In the mmSpy demonstration, the researchers simulated people speaking through the earpiece of a smartphone. The brand is irrelevant, Basak said, but the researchers tested their approach on both a Google Pixel 4a and a Samsung Galaxy S20. The phone’s earpiece vibrates from the speech, and that vibration permeates across the body of the phone.
“We use the radar to sense this vibration and reconstruct what was said by the person on the other side of the line,” Basak said, noting that their approach works even when the audio is completely inaudible to both humans and microphones nearby. “This isn't the first time similar vulnerabilities or attack modalities have been found, but this particular aspect — detecting and reconstructing speech from the other side of a smartphone line — was not yet explored.”
The radar sensor data is pre-processed via MATLAB and Python modules, which are computing platform-language interfaces used in this research to remove hardware-related and artifact noise from the data. The researchers then feed that to machine learning modules trained to classify speech and reconstruct audio. When the radar senses vibrations from a foot away, the processed speech is 83% accuracy. That drops the farther the radar moves from the phone, down to 43% accurate at six feet.

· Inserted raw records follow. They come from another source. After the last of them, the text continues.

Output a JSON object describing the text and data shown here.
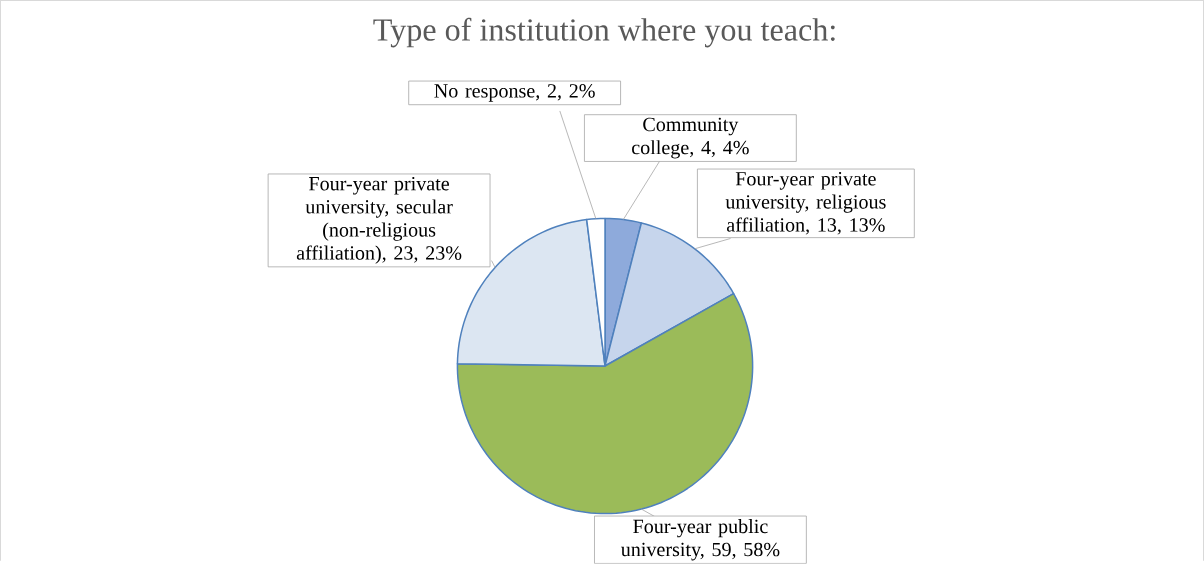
{
  "chart_data": {
    "type": "pie",
    "title": "Type of institution where you teach:",
    "categories": [
      "Community college, 4, 4%",
      "Four-year private university, religious affiliation, 13, 13%",
      "Four-year public university, 59, 58%",
      "Four-year private university, secular (non-religious affiliation), 23, 23%",
      "No response, 2, 2%"
    ],
    "values": [
      4,
      13,
      59,
      23,
      2
    ],
    "colors": [
      "#8eaadb",
      "#c6d5ec",
      "#9bbb59",
      "#dce6f2",
      "#ffffff"
    ]
  }
}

Once the speech is reconstructed, the researchers can then filter, enhance or classify keywords as needed, Basak said. The team is continuing to refine their approach to better understand not only how to protect against this security vulnerability, but also how to exploit it for good.
“The methodology that we developed can also be used for sensing vibrations in industrial machinery, smart home systems and building-monitoring systems,” Basak said. “Vibration tracking over time can help assess wear and tear — using our approach could help identify when machinery needs maintenance before it would traditionally be obvious, for example.”
According to Basak, there are similar home maintenance or even health monitoring systems that could benefit from such sensitive tracking.
“Imagine a radar that could track a user and call for help if some health parameter changes in a dangerous way,” Basak said. “With the right set of target actions, radars in smart homes and industry can enable a faster turnaround when problems and issues are detected.”
The researchers are now working to scale their eavesdropping attack with mmSpy to both strengthen their approach and to translate it to these more constructive applications.
“Compared to how our world was about a decade ago, today we are much better connected and use sensor systems to monitor our breathing, physical activity and even make our homes more secure,” Basak said. “As a research group, we are extremely excited to be working in this area as the world is increasingly relying on wireless sensor systems. We enjoy overcoming complex technological challenges and design methods that can be used in real-world systems of the future.”
The National Science Foundation partially supported this research.